To activate annotations, add the following additional configuration to spark-submit/spark-shell/pyspark,
needed for collecting and writing extra performance data:
```
INFLUXDB_HTTP_ENDPOINT="http://`hostname`:8086"

<spark-submit config>
--packages ch.cern.sparkmeasure:spark-measure_2.12:0.25 \
--conf spark.sparkmeasure.influxdbURL=$INFLUXDB_HTTP_ENDPOINT \
--conf spark.extraListeners=ch.cern.sparkmeasure.InfluxDBSink \
```

### Notes
- More details on how this works and alternative configurations at [Spark Dashboard](https://github.com/LucaCanali/Miscellaneous/tree/master/Spark_Dashboard)
- The dashboard can be used when running Spark on a cluster (Kubernetes, YARN, Standalone) or in local mode.  
- When using Spark in local mode, use Spark version 3.1 or higher, see [SPARK-31711](https://issues.apache.org/jira/browse/SPARK-31711)

### Docker / Podman
- Telegraf will use port 2003 (graphite endpoint) and port 8428 (VictoriaMetrics source) of your machine/VM.
- For dashboard v1: InfluxDB will use port 2003 (graphite endpoint), and port 8086 (http endpoint) of
  your machine/VM (when running using `--network=host`).
- Note: the endpoints need to be available on the node where you started the container and
  reachable by Spark executors and driver (mind the firewall).

### Helm
- Find the InfluxDB endpoint IP with `kubectl get service spark-dashboard-influx`.
- Optionally, resolve the DNS name with `nslookup` of such IP.
  For example, the InfluxDB service host name of a test installation is: `spark-dashboard-influx.default.svc.cluster.local`

### Customizing and adding new dashboards 

- This implementation comes with some example dashboards.
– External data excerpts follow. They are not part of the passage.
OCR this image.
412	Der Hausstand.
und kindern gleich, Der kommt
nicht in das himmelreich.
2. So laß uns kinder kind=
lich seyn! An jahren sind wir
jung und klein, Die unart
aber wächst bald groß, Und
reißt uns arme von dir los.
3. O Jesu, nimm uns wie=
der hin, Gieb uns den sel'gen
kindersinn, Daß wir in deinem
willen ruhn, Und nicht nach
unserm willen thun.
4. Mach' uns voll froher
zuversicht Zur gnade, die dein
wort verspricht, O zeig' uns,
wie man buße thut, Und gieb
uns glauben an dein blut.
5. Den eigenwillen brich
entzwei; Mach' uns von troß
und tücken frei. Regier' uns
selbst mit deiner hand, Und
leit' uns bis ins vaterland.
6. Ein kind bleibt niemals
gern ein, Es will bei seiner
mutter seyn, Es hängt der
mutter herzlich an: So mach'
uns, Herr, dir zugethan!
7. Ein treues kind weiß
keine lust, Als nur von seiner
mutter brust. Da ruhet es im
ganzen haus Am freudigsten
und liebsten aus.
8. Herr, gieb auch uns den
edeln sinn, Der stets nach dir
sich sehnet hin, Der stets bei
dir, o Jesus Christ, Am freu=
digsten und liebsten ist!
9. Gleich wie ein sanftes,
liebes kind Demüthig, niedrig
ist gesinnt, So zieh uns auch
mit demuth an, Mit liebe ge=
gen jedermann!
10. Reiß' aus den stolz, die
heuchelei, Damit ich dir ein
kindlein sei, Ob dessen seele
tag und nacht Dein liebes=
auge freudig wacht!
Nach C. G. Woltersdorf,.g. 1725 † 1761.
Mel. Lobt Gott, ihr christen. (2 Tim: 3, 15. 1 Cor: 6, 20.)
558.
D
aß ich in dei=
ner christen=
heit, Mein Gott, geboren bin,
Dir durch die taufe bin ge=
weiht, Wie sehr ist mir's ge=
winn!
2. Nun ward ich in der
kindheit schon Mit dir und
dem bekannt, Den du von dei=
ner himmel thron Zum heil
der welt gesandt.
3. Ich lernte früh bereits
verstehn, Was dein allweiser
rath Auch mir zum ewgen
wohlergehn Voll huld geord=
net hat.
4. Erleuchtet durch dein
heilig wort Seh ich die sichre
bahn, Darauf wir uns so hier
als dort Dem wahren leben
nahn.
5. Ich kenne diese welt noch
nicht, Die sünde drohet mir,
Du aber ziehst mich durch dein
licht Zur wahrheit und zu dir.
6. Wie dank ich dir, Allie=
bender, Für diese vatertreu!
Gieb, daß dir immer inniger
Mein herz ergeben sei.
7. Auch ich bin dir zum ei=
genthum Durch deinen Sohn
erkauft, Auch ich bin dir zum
Note that only a subset of the
metrics values logged into VictoriaMetrics are visualized in the provided dashboard.
- For a full list of the available metrics see the [documentation of Spark metrics system](https://github.com/apache/spark/blob/master/docs/monitoring.md#metrics).
- New dashboards can be added by putting them in the relevant `grafana_dashboards` folder and re-building the container image
(or  re-packaging the helm chart).
- On Helm: running helm-update is enough to upload it as ConfigMap and make it available to Grafana. 
- Automatically persisting manual edits is not supported at this time.